My first summer back in California, one month before I moved to Paris, I made a playlist called “songs when u don’t know what you’re doing with your life.” I stopped listening to it once I arrived in Paris. Not that I know exactly what I’m doing with my life now, but the inspiration and turning points have rekindled an ability to dream.
New moments call for a new playlist: “the paris sessions.” Years ago, I used to make long-running compilations with no theme, no genre in common. Four-hour mixes with 55 songs, spanning an entire summer. A high school playlist created with an old close friend, spanning our entire time together until she graduated, clocking in at seven hours and 105 songs. They’re archives of everything I was listening to, each song holding a secret meaning only I know. I’m getting back into that again, creating anything I can look back on as a reminder of this defining time. The only quirk I have is grouping songs by the same artist, no matter when I added them to the playlist.

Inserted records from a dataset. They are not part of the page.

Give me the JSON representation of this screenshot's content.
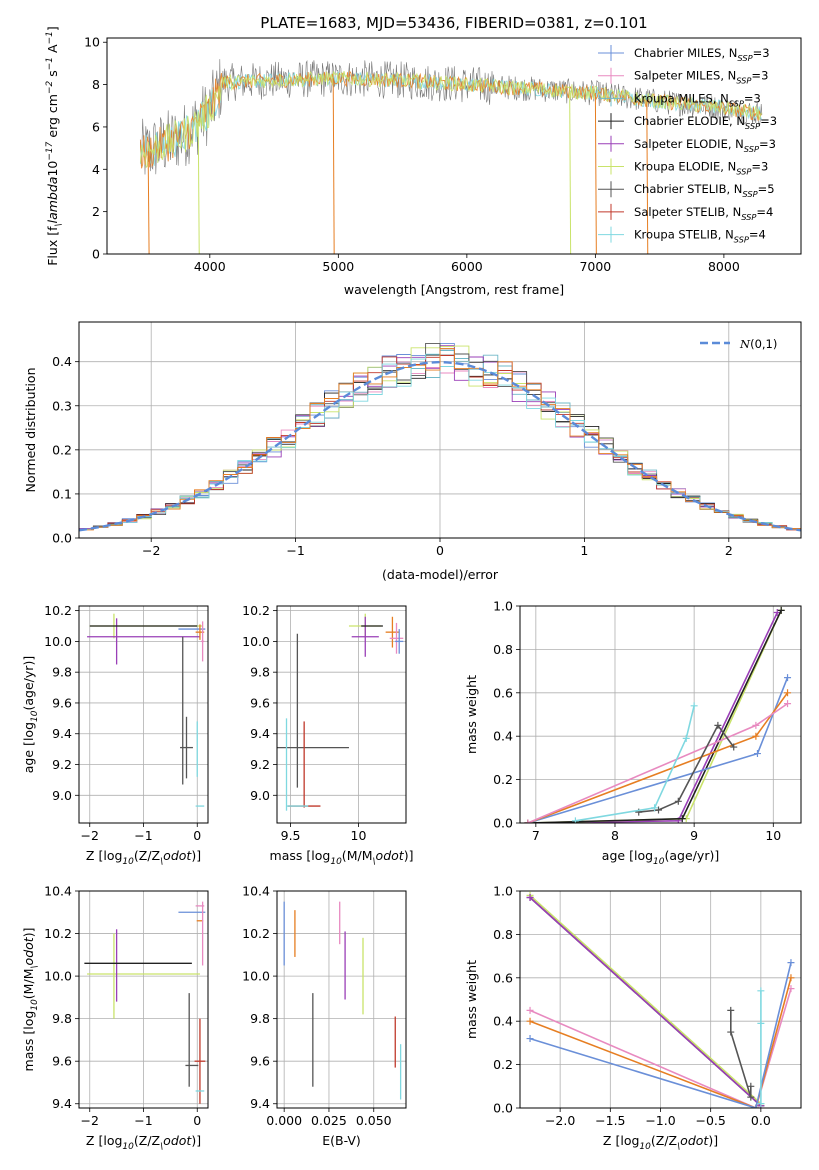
{
  "colors": {
    "Chabrier MILES": "#6a8fd8",
    "Salpeter MILES": "#e88ac0",
    "Kroupa MILES": "#6fb8c8",
    "Chabrier ELODIE": "#222222",
    "Salpeter ELODIE": "#9a3fb7",
    "Kroupa ELODIE": "#c9e36a",
    "Chabrier STELIB": "#555555",
    "Salpeter STELIB": "#c0392b",
    "Kroupa STELIB": "#7fd8e0",
    "orange": "#e67e22",
    "normal": "#5b8bd8"
  },
  "chart_data": [
    {
      "type": "line",
      "title": "PLATE=1683, MJD=53436, FIBERID=0381, z=0.101",
      "xlabel": "wavelength [Angstrom, rest frame]",
      "ylabel": "Flux [f$_\\lambda$10$^{-17}$ erg cm$^{-2}$ s$^{-1}$ A$^{-1}$]",
      "xlim": [
        3200,
        8600
      ],
      "ylim": [
        0,
        10.2
      ],
      "xticks": [
        4000,
        5000,
        6000,
        7000,
        8000
      ],
      "yticks": [
        0,
        2,
        4,
        6,
        8,
        10
      ],
      "legend_position": "upper-right",
      "legend": [
        {
          "name": "Chabrier MILES",
          "nssp": "3"
        },
        {
          "name": "Salpeter MILES",
          "nssp": "3"
        },
        {
          "name": "Kroupa MILES",
          "nssp": "3"
        },
        {
          "name": "Chabrier ELODIE",
          "nssp": "3"
        },
        {
          "name": "Salpeter ELODIE",
          "nssp": "3"
        },
        {
          "name": "Kroupa ELODIE",
          "nssp": "3"
        },
        {
          "name": "Chabrier STELIB",
          "nssp": "5"
        },
        {
          "name": "Salpeter STELIB",
          "nssp": "4"
        },
        {
          "name": "Kroupa STELIB",
          "nssp": "4"
        }
      ],
      "continuum": {
        "x": [
          3500,
          3800,
          4000,
          4100,
          4500,
          5000,
          5500,
          6000,
          6500,
          7000,
          7500,
          8000,
          8300
        ],
        "y": [
          4.8,
          5.6,
          6.8,
          8.1,
          8.2,
          8.3,
          8.2,
          8.0,
          7.8,
          7.6,
          7.2,
          6.9,
          6.6
        ]
      }
    },
    {
      "type": "step",
      "xlabel": "(data-model)/error",
      "ylabel": "Normed distribution",
      "xlim": [
        -2.5,
        2.5
      ],
      "ylim": [
        0,
        0.49
      ],
      "xticks": [
        -2,
        -1,
        0,
        1,
        2
      ],
      "yticks": [
        0.0,
        0.1,
        0.2,
        0.3,
        0.4
      ],
      "legend_label": "$\\mathcal{N}(0,1)$",
      "grid": true
    },
    {
      "type": "errorbar",
      "xlabel": "Z [log$_{10}$(Z/Z$_\\odot$)]",
      "ylabel": "age  [log$_{10}$(age/yr)]",
      "xlim": [
        -2.2,
        0.2
      ],
      "ylim": [
        8.82,
        10.23
      ],
      "xticks": [
        -2,
        -1,
        0
      ],
      "yticks": [
        9.0,
        9.2,
        9.4,
        9.6,
        9.8,
        10.0,
        10.2
      ],
      "points": [
        {
          "c": "Kroupa ELODIE",
          "x": -0.95,
          "y": 10.1,
          "xerr": 1.05,
          "yerr": 0.0
        },
        {
          "c": "Kroupa ELODIE",
          "x": -1.55,
          "y": 10.1,
          "xerr": 0.0,
          "yerr": 0.08
        },
        {
          "c": "Salpeter ELODIE",
          "x": -1.0,
          "y": 10.03,
          "xerr": 1.05,
          "yerr": 0.0
        },
        {
          "c": "Salpeter ELODIE",
          "x": -1.5,
          "y": 10.0,
          "xerr": 0.0,
          "yerr": 0.15
        },
        {
          "c": "Chabrier ELODIE",
          "x": -1.0,
          "y": 10.1,
          "xerr": 1.0,
          "yerr": 0.0
        },
        {
          "c": "Chabrier MILES",
          "x": -0.1,
          "y": 10.08,
          "xerr": 0.25,
          "yerr": 0.0
        },
        {
          "c": "orange",
          "x": 0.05,
          "y": 10.06,
          "xerr": 0.08,
          "yerr": 0.05
        },
        {
          "c": "Salpeter MILES",
          "x": 0.1,
          "y": 10.0,
          "xerr": 0.03,
          "yerr": 0.13
        },
        {
          "c": "Chabrier STELIB",
          "x": -0.2,
          "y": 9.31,
          "xerr": 0.12,
          "yerr": 0.2
        },
        {
          "c": "Chabrier STELIB",
          "x": -0.27,
          "y": 9.55,
          "xerr": 0.0,
          "yerr": 0.48
        },
        {
          "c": "Kroupa STELIB",
          "x": 0.0,
          "y": 9.3,
          "xerr": 0.0,
          "yerr": 0.18
        },
        {
          "c": "Kroupa STELIB",
          "x": 0.05,
          "y": 8.93,
          "xerr": 0.08,
          "yerr": 0.0
        }
      ]
    },
    {
      "type": "errorbar",
      "xlabel": "mass [log$_{10}$(M/M$_\\odot$)]",
      "xlim": [
        9.4,
        10.35
      ],
      "ylim": [
        8.82,
        10.23
      ],
      "xticks": [
        9.5,
        10.0
      ],
      "yticks": [
        9.0,
        9.2,
        9.4,
        9.6,
        9.8,
        10.0,
        10.2
      ],
      "points": [
        {
          "c": "Kroupa ELODIE",
          "x": 10.05,
          "y": 10.1,
          "xerr": 0.12,
          "yerr": 0.08
        },
        {
          "c": "Salpeter ELODIE",
          "x": 10.05,
          "y": 10.03,
          "xerr": 0.1,
          "yerr": 0.13
        },
        {
          "c": "Chabrier ELODIE",
          "x": 10.1,
          "y": 10.1,
          "xerr": 0.08,
          "yerr": 0.0
        },
        {
          "c": "orange",
          "x": 10.25,
          "y": 10.06,
          "xerr": 0.05,
          "yerr": 0.1
        },
        {
          "c": "Salpeter MILES",
          "x": 10.28,
          "y": 10.02,
          "xerr": 0.05,
          "yerr": 0.1
        },
        {
          "c": "Chabrier MILES",
          "x": 10.3,
          "y": 10.0,
          "xerr": 0.03,
          "yerr": 0.08
        },
        {
          "c": "Chabrier STELIB",
          "x": 9.58,
          "y": 9.31,
          "xerr": 0.35,
          "yerr": 0.0
        },
        {
          "c": "Chabrier STELIB",
          "x": 9.55,
          "y": 9.55,
          "xerr": 0.0,
          "yerr": 0.5
        },
        {
          "c": "Salpeter STELIB",
          "x": 9.6,
          "y": 9.2,
          "xerr": 0.0,
          "yerr": 0.28
        },
        {
          "c": "Salpeter STELIB",
          "x": 9.6,
          "y": 8.93,
          "xerr": 0.12,
          "yerr": 0.0
        },
        {
          "c": "Kroupa STELIB",
          "x": 9.47,
          "y": 9.2,
          "xerr": 0.0,
          "yerr": 0.3
        },
        {
          "c": "Kroupa STELIB",
          "x": 9.55,
          "y": 8.93,
          "xerr": 0.08,
          "yerr": 0.0
        }
      ]
    },
    {
      "type": "line",
      "xlabel": "age  [log$_{10}$(age/yr)]",
      "ylabel": "mass weight",
      "xlim": [
        6.8,
        10.35
      ],
      "ylim": [
        0,
        1.0
      ],
      "xticks": [
        7,
        8,
        9,
        10
      ],
      "yticks": [
        0.0,
        0.2,
        0.4,
        0.6,
        0.8,
        1.0
      ],
      "series": [
        {
          "c": "Salpeter ELODIE",
          "x": [
            6.9,
            8.8,
            10.05
          ],
          "y": [
            0.0,
            0.01,
            0.97
          ]
        },
        {
          "c": "Kroupa ELODIE",
          "x": [
            6.9,
            8.9,
            10.1
          ],
          "y": [
            0.0,
            0.02,
            0.98
          ]
        },
        {
          "c": "Chabrier ELODIE",
          "x": [
            6.9,
            8.85,
            10.1
          ],
          "y": [
            0.0,
            0.02,
            0.98
          ]
        },
        {
          "c": "Chabrier MILES",
          "x": [
            6.9,
            9.8,
            10.18
          ],
          "y": [
            0.0,
            0.32,
            0.67
          ]
        },
        {
          "c": "orange",
          "x": [
            6.9,
            9.78,
            10.18
          ],
          "y": [
            0.0,
            0.4,
            0.6
          ]
        },
        {
          "c": "Salpeter MILES",
          "x": [
            6.9,
            9.78,
            10.18
          ],
          "y": [
            0.0,
            0.45,
            0.55
          ]
        },
        {
          "c": "Chabrier STELIB",
          "x": [
            8.3,
            8.55,
            8.8,
            9.3,
            9.5
          ],
          "y": [
            0.05,
            0.06,
            0.1,
            0.45,
            0.35
          ]
        },
        {
          "c": "Kroupa STELIB",
          "x": [
            7.5,
            8.5,
            8.9,
            9.0
          ],
          "y": [
            0.01,
            0.07,
            0.39,
            0.54
          ]
        }
      ]
    },
    {
      "type": "errorbar",
      "xlabel": "Z [log$_{10}$(Z/Z$_\\odot$)]",
      "ylabel": "mass [log$_{10}$(M/M$_\\odot$)]",
      "xlim": [
        -2.2,
        0.2
      ],
      "ylim": [
        9.38,
        10.4
      ],
      "xticks": [
        -2,
        -1,
        0
      ],
      "yticks": [
        9.4,
        9.6,
        9.8,
        10.0,
        10.2,
        10.4
      ],
      "points": [
        {
          "c": "Kroupa ELODIE",
          "x": -1.0,
          "y": 10.01,
          "xerr": 1.05,
          "yerr": 0.0
        },
        {
          "c": "Kroupa ELODIE",
          "x": -1.55,
          "y": 10.0,
          "xerr": 0.0,
          "yerr": 0.2
        },
        {
          "c": "Salpeter ELODIE",
          "x": -1.5,
          "y": 10.05,
          "xerr": 0.0,
          "yerr": 0.17
        },
        {
          "c": "Chabrier ELODIE",
          "x": -1.1,
          "y": 10.06,
          "xerr": 1.0,
          "yerr": 0.0
        },
        {
          "c": "Chabrier MILES",
          "x": -0.1,
          "y": 10.3,
          "xerr": 0.25,
          "yerr": 0.0
        },
        {
          "c": "Salpeter MILES",
          "x": 0.05,
          "y": 10.33,
          "xerr": 0.08,
          "yerr": 0.0
        },
        {
          "c": "orange",
          "x": 0.05,
          "y": 10.26,
          "xerr": 0.06,
          "yerr": 0.0
        },
        {
          "c": "Salpeter MILES",
          "x": 0.1,
          "y": 10.2,
          "xerr": 0.0,
          "yerr": 0.15
        },
        {
          "c": "Chabrier STELIB",
          "x": -0.1,
          "y": 9.58,
          "xerr": 0.12,
          "yerr": 0.0
        },
        {
          "c": "Chabrier STELIB",
          "x": -0.15,
          "y": 9.7,
          "xerr": 0.0,
          "yerr": 0.22
        },
        {
          "c": "Salpeter STELIB",
          "x": 0.05,
          "y": 9.6,
          "xerr": 0.1,
          "yerr": 0.2
        },
        {
          "c": "Kroupa STELIB",
          "x": 0.05,
          "y": 9.46,
          "xerr": 0.08,
          "yerr": 0.0
        }
      ]
    },
    {
      "type": "errorbar",
      "xlabel": "E(B-V)",
      "xlim": [
        -0.004,
        0.068
      ],
      "ylim": [
        9.38,
        10.4
      ],
      "xticks": [
        0.0,
        0.025,
        0.05
      ],
      "xticklabels": [
        "0.000",
        "0.025",
        "0.050"
      ],
      "yticks": [
        9.4,
        9.6,
        9.8,
        10.0,
        10.2,
        10.4
      ],
      "points": [
        {
          "c": "Chabrier MILES",
          "x": 0.0,
          "y": 10.2,
          "xerr": 0.0,
          "yerr": 0.15
        },
        {
          "c": "orange",
          "x": 0.006,
          "y": 10.2,
          "xerr": 0.0,
          "yerr": 0.11
        },
        {
          "c": "Chabrier STELIB",
          "x": 0.016,
          "y": 9.7,
          "xerr": 0.0,
          "yerr": 0.22
        },
        {
          "c": "Salpeter MILES",
          "x": 0.031,
          "y": 10.25,
          "xerr": 0.0,
          "yerr": 0.1
        },
        {
          "c": "Salpeter ELODIE",
          "x": 0.034,
          "y": 10.05,
          "xerr": 0.0,
          "yerr": 0.16
        },
        {
          "c": "Kroupa ELODIE",
          "x": 0.044,
          "y": 10.0,
          "xerr": 0.0,
          "yerr": 0.18
        },
        {
          "c": "Salpeter STELIB",
          "x": 0.062,
          "y": 9.69,
          "xerr": 0.0,
          "yerr": 0.12
        },
        {
          "c": "Kroupa STELIB",
          "x": 0.065,
          "y": 9.55,
          "xerr": 0.0,
          "yerr": 0.13
        }
      ]
    },
    {
      "type": "line",
      "xlabel": "Z [log$_{10}$(Z/Z$_\\odot$)]",
      "ylabel": "mass weight",
      "xlim": [
        -2.4,
        0.4
      ],
      "ylim": [
        0,
        1.0
      ],
      "xticks": [
        -2.0,
        -1.5,
        -1.0,
        -0.5,
        0.0
      ],
      "xticklabels": [
        "−2.0",
        "−1.5",
        "−1.0",
        "−0.5",
        "0.0"
      ],
      "yticks": [
        0.0,
        0.2,
        0.4,
        0.6,
        0.8,
        1.0
      ],
      "series": [
        {
          "c": "Chabrier ELODIE",
          "x": [
            -2.3,
            0.0
          ],
          "y": [
            0.97,
            0.01
          ]
        },
        {
          "c": "Kroupa ELODIE",
          "x": [
            -2.3,
            0.0
          ],
          "y": [
            0.98,
            0.02
          ]
        },
        {
          "c": "Salpeter ELODIE",
          "x": [
            -2.3,
            0.0
          ],
          "y": [
            0.97,
            0.01
          ]
        },
        {
          "c": "Salpeter MILES",
          "x": [
            -2.3,
            -0.05,
            0.3
          ],
          "y": [
            0.45,
            0.0,
            0.55
          ]
        },
        {
          "c": "orange",
          "x": [
            -2.3,
            -0.05,
            0.3
          ],
          "y": [
            0.4,
            0.0,
            0.6
          ]
        },
        {
          "c": "Chabrier MILES",
          "x": [
            -2.3,
            -0.05,
            0.3
          ],
          "y": [
            0.32,
            0.0,
            0.67
          ]
        },
        {
          "c": "Chabrier STELIB",
          "x": [
            -0.3,
            -0.3,
            -0.1,
            -0.1
          ],
          "y": [
            0.45,
            0.35,
            0.05,
            0.1
          ]
        },
        {
          "c": "Kroupa STELIB",
          "x": [
            0.0,
            0.0,
            0.0
          ],
          "y": [
            0.54,
            0.39,
            0.02
          ]
        }
      ]
    }
  ]
}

Here’s to more twists and turns at every corner.
Some favorites + recs for you:
If you haven’t watched Fallen Leaves, please sign up for MUBI just to do so (and stay longer than you expected because their film library is that good).
In November, I went to Antwerp for two days and so badly wished it was longer. The MoMu is a must-visit, as well as Cafématic, ensō, and Bakkerij Funk.
Gene Moore’s Tiffany & Co. window dressings. Floating hands, dramatic lighting, luxury woven into a surrealist backdrop.
Currently reading Didion & Babitz by Lili Anolik and eating it up like the low-key drama fiend that I am.
Thanks for reading <3 See you in the next one—hopefully sooner than later.
Interesting read as per usual! Did you happen to peruse any diamonds while you were in Antwerp (the diamond capital of Europe)? It has been literal decades since I was in that Flemish part of Belgium, but I recall an old-time restaurant/bar (that had been around for 400+ years) called Cafe Quinten Matsijs that my parents brought us to. It was so charming, the food was very hearty and filling and the owner's & staff were singing Dutch songs. My heartfelt congratulations on the Parisian Internship and apartment lease extension...when something is just destined to be...all eventually works out as it should! Continue de suivre ton coeur!